Hi, I am new to all of this and not sure how it works. Unfortunately I was diagnosed on Friday with breast cancer, I don’t know stage and type yet which is worrying me. I am booked for mastectomy a week on tues. I have a 4 month old baby and a 4 year old son. I am in a state of total panic, shock , don’t know how to cope or deal with anything at the minute. The op and treatment ae not really worrying me it’s just the fear of not being able to care for my boys that is so hard. I feel so cheated out of life being just 34. If anyone has similar experiences can you please get in touch x
Hello and welcome to the BCC Discussion Forums.

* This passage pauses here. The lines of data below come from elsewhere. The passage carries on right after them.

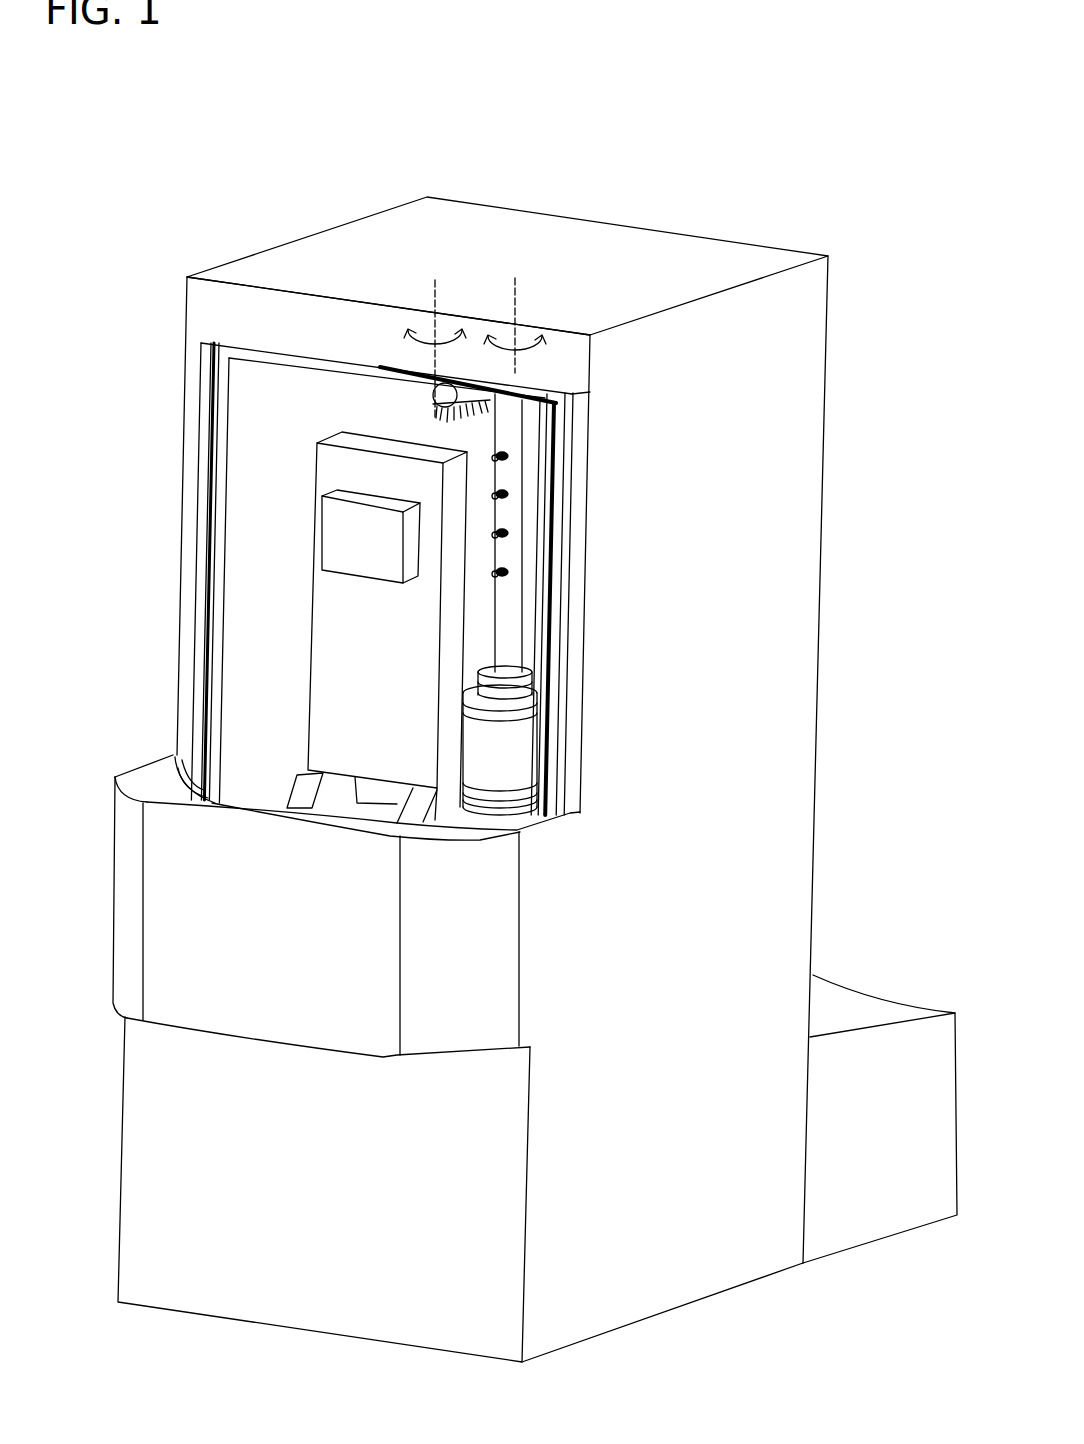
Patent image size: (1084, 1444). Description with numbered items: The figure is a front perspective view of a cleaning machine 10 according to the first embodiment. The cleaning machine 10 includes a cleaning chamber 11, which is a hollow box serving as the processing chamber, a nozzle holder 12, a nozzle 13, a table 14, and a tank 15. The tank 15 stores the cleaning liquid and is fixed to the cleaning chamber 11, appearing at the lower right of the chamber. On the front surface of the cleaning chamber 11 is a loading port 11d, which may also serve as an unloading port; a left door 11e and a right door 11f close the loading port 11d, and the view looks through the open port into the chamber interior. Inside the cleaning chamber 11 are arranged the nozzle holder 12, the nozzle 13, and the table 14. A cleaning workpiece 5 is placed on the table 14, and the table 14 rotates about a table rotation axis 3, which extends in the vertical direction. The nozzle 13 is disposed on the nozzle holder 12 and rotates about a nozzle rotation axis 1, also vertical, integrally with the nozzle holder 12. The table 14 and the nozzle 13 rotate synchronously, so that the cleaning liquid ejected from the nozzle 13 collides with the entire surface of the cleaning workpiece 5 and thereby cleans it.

The cleaning machine 10 is at (892, 97).
The cleaning chamber 11 is at (680, 232).
The loading port 11d is at (376, 372).
The left door 11e is at (224, 618).
The right door 11f is at (542, 642).
The nozzle rotation axis 1 is at (517, 305).
The table rotation axis 3 is at (432, 293).
The cleaning workpiece 5 is at (322, 530).
The nozzle holder 12 is at (528, 520).
The nozzle 13 is at (505, 462).
The table 14 is at (318, 630).
The tank 15 is at (890, 993).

While you’re waiting for replies from other forum users I thought it might be helpful to post a link to the younger women and breast cancer area of the main Breast Cancer Care website. It contains a range of information and also details of services aimed at younger women which I hope will be useful. Information booklets can all be downloaded or you can request a copy to be sent out in the post:
breastcancercare.org.uk/younger-women
Please do also give our Helpline a call if it would help to talk to someone in confidence, Tel. 0808 800 6000 Mon-Fri 9am-5pm and Sat 9am-2pm.
With best wishes,
Anna, BCC Facilitator
Hi Major1
Im so sorry you have had to join us. It is a very scary and worrying time at the beginning of this journey. It can be very overwhelming. You will find lots of support and info on this site, the ladies on here have helped me so much and still do, it really helps to know you are not alone with the different emotions and struggles we have!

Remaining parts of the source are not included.